Menurutnya, peningkatan jumlah lansia juga diikuti berbagai tantangan kesehatan akibat proses penuaan, mulai dari penurunan kapasitas fisik, mental, dan sosial hingga meningkatnya risiko penyakit tidak menular dan sindrom geriatri.
“Penuaan dapat menyebabkan masalah gizi, gangguan mental emosional, hingga penurunan kapasitas fungsional yang berujung pada disabilitas dan ketergantungan dalam aktivitas sehari-hari,” ujarnya.
Karena itu, peringatan HLUN yang diperingati setiap 29 Mei dinilai menjadi momentum strategis untuk meningkatkan kesadaran masyarakat dalam menghormati, merawat, dan menciptakan lingkungan yang inklusif serta ramah lansia.
“Tidak ada seorang pun yang tidak bercita-cita menjadi lansia. Tentu kita ingin menjadi lansia yang sehat, mandiri, produktif, dan bermartabat,” katanya.
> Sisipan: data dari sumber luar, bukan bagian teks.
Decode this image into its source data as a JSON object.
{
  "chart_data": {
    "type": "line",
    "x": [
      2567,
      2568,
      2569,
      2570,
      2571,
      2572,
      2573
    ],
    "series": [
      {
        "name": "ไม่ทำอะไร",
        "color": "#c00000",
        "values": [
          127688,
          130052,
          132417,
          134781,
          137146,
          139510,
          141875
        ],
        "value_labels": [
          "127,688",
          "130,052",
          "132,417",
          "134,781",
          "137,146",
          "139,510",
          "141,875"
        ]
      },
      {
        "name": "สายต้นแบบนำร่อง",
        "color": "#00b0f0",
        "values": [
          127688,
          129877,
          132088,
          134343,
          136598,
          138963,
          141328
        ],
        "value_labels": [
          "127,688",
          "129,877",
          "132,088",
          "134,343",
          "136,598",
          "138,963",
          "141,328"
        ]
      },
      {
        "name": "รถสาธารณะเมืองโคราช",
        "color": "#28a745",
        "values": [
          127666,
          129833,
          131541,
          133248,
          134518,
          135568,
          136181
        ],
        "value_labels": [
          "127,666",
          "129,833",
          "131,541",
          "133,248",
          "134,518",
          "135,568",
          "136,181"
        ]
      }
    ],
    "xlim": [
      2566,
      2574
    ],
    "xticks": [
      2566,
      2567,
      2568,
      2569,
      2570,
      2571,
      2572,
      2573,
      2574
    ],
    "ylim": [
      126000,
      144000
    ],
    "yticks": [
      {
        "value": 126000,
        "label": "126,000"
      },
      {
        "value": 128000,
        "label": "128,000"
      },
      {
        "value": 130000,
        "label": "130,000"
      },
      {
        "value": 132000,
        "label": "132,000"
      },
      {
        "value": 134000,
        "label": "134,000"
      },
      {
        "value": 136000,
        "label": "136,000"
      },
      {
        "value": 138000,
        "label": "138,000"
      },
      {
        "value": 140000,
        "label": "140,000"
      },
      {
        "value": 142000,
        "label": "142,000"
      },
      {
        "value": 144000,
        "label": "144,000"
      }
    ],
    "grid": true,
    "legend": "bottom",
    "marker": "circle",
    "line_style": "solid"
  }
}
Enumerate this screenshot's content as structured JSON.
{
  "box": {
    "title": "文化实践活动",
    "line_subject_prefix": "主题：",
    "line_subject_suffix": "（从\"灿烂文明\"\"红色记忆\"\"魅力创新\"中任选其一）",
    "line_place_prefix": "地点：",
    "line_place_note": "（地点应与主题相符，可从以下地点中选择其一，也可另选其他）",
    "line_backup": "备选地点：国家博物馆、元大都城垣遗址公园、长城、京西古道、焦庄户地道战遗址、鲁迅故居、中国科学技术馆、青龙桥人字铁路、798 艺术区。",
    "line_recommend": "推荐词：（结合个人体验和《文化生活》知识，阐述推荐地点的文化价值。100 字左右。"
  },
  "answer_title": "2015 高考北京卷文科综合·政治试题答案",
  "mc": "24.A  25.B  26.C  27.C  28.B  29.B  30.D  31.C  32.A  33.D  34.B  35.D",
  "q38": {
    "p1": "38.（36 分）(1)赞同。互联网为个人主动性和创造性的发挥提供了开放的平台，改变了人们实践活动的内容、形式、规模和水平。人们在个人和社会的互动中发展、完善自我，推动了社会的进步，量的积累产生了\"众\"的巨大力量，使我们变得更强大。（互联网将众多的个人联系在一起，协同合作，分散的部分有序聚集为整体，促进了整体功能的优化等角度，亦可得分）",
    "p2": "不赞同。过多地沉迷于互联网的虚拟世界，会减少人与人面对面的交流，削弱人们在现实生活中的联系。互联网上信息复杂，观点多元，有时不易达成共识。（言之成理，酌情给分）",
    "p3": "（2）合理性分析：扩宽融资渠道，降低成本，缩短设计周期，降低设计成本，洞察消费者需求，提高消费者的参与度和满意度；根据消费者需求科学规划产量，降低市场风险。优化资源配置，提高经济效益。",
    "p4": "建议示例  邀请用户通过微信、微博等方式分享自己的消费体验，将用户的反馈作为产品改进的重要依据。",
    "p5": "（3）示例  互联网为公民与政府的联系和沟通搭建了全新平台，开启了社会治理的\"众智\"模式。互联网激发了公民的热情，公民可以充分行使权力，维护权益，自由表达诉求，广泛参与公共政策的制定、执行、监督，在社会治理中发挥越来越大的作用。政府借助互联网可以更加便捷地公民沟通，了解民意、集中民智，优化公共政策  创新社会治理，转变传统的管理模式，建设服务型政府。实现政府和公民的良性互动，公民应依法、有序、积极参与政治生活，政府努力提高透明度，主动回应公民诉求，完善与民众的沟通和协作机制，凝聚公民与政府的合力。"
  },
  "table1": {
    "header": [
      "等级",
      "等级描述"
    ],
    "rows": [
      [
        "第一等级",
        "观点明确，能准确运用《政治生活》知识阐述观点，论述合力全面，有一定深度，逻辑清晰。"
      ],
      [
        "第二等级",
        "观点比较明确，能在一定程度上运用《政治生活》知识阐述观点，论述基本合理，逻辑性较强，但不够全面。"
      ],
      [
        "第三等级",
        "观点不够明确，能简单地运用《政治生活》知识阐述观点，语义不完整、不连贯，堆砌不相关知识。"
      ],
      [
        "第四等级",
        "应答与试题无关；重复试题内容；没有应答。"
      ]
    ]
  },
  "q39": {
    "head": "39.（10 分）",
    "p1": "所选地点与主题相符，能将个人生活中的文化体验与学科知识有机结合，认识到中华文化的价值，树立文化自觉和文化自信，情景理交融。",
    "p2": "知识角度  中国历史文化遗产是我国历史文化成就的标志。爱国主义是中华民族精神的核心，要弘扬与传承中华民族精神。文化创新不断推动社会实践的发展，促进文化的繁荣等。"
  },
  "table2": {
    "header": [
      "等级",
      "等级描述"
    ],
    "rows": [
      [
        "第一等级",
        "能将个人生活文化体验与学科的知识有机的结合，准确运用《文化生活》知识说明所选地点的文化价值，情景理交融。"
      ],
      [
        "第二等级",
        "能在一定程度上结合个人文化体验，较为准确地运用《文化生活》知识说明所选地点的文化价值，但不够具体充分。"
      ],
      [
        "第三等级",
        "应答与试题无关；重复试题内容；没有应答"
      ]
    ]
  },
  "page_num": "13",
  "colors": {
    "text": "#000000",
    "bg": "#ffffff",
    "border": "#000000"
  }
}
Imran menjelaskan, tema HLUN 2026 adalah “Lansia Sehat dan Mandiri untuk Indonesia yang Berdaya”. Peringatan tahun ini akan diisi dengan berbagai kegiatan, mulai dari kampanye media sosial, webinar, dialog bersama lansia, hingga penggerakan partisipasi masyarakat melalui Gerakan Nasional Cinta Lansia bertajuk “30 Menit untuk Lansia”.
Selain itu, rangkaian kegiatan juga mencakup sharing session pelayanan kesehatan terintegrasi dan berbagai aktivitas edukasi serta penguatan kepedulian masyarakat terhadap lansia.
Melalui berbagai kegiatan tersebut, Kementerian Kesehatan berharap kesadaran, komitmen, dan partisipasi seluruh pemangku kepentingan dapat semakin meningkat dalam menjaga kualitas hidup lansia Indonesia.
Imran juga mengajak pemerintah daerah, organisasi masyarakat, tenaga kesehatan, komunitas, hingga keluarga untuk bersama-sama menciptakan lingkungan yang penuh perhatian, kasih sayang, dan mendukung lansia tetap aktif serta produktif. “Melalui HLUN ini, kita harapkan tumbuh kebersamaan dan kepedulian masyarakat dalam menjaga kualitas hidup lanjut usia,” ujarnya.
Kegiatan sosialisasi HLUN 2026 turut dihadiri perwakilan kementerian dan lembaga, dinas kesehatan provinsi dan kabupaten/kota, rumah sakit, puskesmas, organisasi profesi, organisasi pemerhati lansia, serta mitra internasional seperti WHO, World Bank, UNFPA, dan JICA.